People who think Linux is fine for the general public are, frankly, delusional. I don't have another word to explain how you can be under that impression.
You make a fair point. ProtonVPN was a nightmare for me to set up and get working too but I think that's Proton's fault more than Linux's. I have many other applications that I simply installed with one click from the Software application and then have never needed to touch again. It seems not all app developers are equally motivated to make their stuff easy to run.
To the end user, it doesn't matter.
Yes, that is the point. Many developers don't care to rewrite their software for the 1% of people that daily drive Linux .
I agree. Still, I can't help but expect better from Proton.
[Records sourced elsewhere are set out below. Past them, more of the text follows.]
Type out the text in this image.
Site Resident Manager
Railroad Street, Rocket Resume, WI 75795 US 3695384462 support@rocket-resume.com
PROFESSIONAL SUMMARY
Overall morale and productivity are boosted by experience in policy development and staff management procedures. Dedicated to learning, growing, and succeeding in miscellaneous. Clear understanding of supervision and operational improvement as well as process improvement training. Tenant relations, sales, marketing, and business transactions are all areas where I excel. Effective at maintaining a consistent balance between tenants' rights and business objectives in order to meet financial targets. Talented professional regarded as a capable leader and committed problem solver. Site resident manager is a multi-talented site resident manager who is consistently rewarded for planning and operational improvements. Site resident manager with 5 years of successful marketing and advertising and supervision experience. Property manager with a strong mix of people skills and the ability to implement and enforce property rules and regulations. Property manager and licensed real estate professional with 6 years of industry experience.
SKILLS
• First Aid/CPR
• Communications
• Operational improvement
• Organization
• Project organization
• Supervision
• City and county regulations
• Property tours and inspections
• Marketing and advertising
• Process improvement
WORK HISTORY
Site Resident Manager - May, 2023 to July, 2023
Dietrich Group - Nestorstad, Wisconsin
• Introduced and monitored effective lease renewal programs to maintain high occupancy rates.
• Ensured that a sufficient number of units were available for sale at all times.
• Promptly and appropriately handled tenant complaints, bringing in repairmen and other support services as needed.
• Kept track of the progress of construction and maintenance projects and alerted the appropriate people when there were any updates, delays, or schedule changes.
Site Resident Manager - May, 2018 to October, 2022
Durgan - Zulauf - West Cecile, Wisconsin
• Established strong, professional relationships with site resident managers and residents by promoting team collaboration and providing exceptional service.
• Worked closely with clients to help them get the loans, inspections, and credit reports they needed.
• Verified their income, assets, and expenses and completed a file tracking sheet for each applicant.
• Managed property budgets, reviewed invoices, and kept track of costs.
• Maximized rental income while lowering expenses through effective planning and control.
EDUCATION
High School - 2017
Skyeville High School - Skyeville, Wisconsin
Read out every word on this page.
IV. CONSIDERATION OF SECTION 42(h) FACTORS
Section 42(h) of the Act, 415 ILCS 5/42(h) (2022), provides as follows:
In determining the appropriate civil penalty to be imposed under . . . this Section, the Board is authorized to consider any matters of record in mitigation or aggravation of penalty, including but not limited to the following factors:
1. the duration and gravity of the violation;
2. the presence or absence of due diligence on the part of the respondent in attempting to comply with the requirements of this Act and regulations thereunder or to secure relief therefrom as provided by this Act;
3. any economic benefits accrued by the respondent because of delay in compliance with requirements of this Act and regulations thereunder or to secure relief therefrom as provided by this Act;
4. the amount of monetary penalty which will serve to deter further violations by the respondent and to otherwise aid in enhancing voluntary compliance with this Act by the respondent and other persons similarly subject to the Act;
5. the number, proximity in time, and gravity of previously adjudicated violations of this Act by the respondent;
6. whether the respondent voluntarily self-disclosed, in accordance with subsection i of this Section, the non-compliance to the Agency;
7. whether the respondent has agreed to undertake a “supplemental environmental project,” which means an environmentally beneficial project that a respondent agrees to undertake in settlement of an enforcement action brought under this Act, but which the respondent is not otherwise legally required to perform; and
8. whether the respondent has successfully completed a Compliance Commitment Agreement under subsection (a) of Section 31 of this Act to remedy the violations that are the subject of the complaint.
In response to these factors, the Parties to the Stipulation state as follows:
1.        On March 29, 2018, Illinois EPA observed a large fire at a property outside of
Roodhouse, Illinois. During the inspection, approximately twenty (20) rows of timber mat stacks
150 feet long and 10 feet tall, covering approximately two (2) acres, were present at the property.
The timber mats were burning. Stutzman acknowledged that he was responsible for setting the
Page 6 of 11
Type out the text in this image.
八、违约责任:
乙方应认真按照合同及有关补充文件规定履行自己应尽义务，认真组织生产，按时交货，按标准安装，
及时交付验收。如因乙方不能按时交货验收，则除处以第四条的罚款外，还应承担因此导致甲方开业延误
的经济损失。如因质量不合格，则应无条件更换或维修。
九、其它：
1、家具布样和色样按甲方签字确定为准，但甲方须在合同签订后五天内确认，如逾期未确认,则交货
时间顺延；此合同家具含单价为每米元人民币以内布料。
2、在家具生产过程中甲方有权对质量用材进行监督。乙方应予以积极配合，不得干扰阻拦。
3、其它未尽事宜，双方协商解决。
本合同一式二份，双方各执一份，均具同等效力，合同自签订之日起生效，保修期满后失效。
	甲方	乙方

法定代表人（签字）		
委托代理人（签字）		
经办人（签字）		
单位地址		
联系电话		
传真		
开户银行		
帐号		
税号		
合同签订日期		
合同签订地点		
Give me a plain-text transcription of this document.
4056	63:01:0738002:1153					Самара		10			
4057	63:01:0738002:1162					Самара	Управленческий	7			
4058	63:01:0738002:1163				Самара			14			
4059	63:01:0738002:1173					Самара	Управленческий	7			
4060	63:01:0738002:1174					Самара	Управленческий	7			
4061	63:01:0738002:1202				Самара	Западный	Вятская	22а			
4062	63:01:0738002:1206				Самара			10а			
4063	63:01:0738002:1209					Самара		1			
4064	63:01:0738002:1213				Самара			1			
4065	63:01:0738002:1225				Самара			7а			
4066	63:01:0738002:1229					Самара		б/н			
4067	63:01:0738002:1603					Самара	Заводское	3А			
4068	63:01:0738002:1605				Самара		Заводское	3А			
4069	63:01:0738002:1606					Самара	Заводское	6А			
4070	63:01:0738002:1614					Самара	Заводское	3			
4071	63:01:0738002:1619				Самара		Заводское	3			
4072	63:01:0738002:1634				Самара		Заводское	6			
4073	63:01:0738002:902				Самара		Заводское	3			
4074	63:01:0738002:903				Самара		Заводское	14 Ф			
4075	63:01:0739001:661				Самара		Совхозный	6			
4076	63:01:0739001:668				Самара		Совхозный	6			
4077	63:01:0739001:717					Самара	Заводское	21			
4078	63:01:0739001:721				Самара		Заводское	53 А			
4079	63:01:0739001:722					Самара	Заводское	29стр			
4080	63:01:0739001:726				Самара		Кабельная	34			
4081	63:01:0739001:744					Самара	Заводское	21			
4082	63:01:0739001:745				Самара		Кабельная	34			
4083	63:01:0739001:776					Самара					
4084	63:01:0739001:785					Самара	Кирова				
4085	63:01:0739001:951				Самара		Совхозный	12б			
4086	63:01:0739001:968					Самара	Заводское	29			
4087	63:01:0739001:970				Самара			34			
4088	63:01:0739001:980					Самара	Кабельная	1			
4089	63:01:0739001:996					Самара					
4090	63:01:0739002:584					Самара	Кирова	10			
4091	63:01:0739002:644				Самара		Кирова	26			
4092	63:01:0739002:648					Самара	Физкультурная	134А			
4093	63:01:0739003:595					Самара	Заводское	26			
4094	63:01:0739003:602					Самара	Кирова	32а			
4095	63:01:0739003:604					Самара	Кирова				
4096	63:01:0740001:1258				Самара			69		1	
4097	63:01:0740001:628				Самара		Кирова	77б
Oh yeah 100%. You would think a company built on privacy and security would have better support for the most private and secure OS.
There's still a lot of little things that are still a pain for someone who doesn't know how things work. Many are not the OS' fault but still, different experiences.
For example, say you're running discord. Next week there's a discord update, it'll not apply the update automatically, it'll only download a deb file. An user familiar with windows may try to open the deb file... And it'll launch the package manager, but the only option available is to uninstall. In order to install the update you'll need the terminal.
There are a lot of little things like this. This one is just something you need to learn, but others are a real pita when you have no experience.
And if you have a 4k screen and Nvidia gpu when you try Linux for the first time, I guarantee you're going to hate the experience.